A pesar de mis sueños de convertirme en depredadora, no creo que algo así llegase a gustarme. Soy una persona de costumbres y vida tranquila. Dormir bajo las estrellas suena muy romántico hasta que te das cuenta de que no hay forma de darse un baño ni de hacer tus necesidades.
Cuando me acostumbro a lo mucho que le cuesta a Quincey terminar una de esas frases lentas y de acento marcado, lo cierto es que es del todo inofensivo. Creo que sería amable conmigo, o al menos indiferente de una manera agradable. Y me llevaría lejos, muy lejos de mi madre. ¡Imagina que mi ser amado nos acompañase! Podríamos explorar Estados Unidos y correr grandes aventuras con Quincey, nuestro heroico guía vaquero.
Pero ¿y si terminase por querer casarse conmigo y quedarse en Inglaterra? Moriría de vergüenza. Preferiría mil veces ser el centro de atención del espectáculo que convertirlo a él en dicho espectáculo. Igual que él no sería capaz de convertirme en alguien pendenciero como la espesura estadounidense, dudo mucho que yo fuese capaz de convertirlo a él en alguien educado hasta decir basta, como ocurre en la sociedad británica.
¡Casi me olvido de la mejor parte de la visita! Cuando estaba a punto de marcharse, me estrechó la mano. ¡Y la sacudió! No pude reprimir la carcajada. Y menos mal que él no se ofendió. Ojalá pudiese ser mi amigo. Si pudiésemos ser sinceros el uno con el otro, nos llevaríamos muy bien. Pero no se me permite tener amigos como Quincey Morris.
¿Por qué su amistad me hace quedar mal con los demás? ¿Por qué en el caso del doctor Seward la amistad con Morris lo convierte en alguien más interesante para la sociedad? Si Arthur Holmwood puede ser amigo del señor Morris, ¿por qué no puedo serlo yo?
Arthur. Es todo lo que un hombre de su posición social debería ser. Y, si yo fuese todo lo que una mujer de mi posición social debería ser, haríamos la pareja perfecta.
Arthur es guapo, encantador y agradable, pero una no puede dejar de preguntarse qué se sentirá al notar ese bigote pálido presionado contra su cara. Quincey Morris me desconcierta y el doctor Seward me pone nerviosa, pero Arthur no causa en mí efecto alguno prácticamente. Otro truco de magia. Arthur sostiene un espejo en alto y en él veo lo que ve todo el mundo. Veo exactamente cómo debería ser yo y cómo debería comportarme.
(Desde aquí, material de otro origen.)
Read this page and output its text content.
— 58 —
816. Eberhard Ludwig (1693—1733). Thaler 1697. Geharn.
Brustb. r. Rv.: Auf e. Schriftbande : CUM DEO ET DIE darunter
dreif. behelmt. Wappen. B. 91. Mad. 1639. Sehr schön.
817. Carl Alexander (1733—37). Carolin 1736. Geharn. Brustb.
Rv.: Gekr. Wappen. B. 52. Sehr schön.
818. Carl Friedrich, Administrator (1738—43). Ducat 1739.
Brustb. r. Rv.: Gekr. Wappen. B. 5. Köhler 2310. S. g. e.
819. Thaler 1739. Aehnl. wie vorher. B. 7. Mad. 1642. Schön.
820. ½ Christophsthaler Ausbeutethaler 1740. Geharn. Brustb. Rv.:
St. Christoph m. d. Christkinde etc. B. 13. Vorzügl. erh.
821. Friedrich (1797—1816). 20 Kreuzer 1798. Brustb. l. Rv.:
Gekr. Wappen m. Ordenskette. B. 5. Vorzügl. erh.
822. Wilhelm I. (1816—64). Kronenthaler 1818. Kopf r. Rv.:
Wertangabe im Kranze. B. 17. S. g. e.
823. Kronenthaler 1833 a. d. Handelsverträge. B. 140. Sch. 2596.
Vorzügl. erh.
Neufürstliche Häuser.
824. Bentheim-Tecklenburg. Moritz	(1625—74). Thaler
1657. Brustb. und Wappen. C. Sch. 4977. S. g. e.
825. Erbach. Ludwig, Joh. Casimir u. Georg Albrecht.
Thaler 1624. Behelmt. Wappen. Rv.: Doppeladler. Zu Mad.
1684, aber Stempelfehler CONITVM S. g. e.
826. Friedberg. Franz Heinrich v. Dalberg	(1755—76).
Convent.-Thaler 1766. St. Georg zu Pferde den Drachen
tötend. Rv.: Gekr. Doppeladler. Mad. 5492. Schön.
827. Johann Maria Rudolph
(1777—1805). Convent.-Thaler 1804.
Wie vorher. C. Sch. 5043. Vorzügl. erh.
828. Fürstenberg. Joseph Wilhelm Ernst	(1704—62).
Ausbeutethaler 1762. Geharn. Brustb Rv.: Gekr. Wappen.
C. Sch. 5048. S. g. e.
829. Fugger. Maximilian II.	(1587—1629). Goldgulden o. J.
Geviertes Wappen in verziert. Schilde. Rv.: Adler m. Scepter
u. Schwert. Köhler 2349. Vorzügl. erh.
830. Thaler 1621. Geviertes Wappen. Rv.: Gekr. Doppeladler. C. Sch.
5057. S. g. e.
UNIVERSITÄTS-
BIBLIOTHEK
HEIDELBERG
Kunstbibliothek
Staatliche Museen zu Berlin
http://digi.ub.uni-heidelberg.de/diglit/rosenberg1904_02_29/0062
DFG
La persona que nunca llegaré a ser.
Siempre hace que me pregunte qué se ha roto en mi interior, qué es eso extraño que hace que al imaginarme una vida con Arthur me den ganas de seguir los pasos de mi padre y desaparecer una noche para no
Me estoy poniendo sensiblera. Puede que lo mejor sea dejar que Quincey me siga entreteniendo con esas historias de épica absurda. Un combate cuerpo a cuerpo con un caimán o atacar a un búfalo a puñetazos. Mi madre odia a ese estadounidense grosero, pero seguirá siendo educada y le permitirá visitarme hasta que haya descubierto si es rico o tiene alguna relación con hombres pudientes.
¡Bueno! ¡Tres días! Quedan tres días para volver a encontrarme con la única persona que quiero encontrarme en mi puerta. Mi ser amado, no tardes en venir.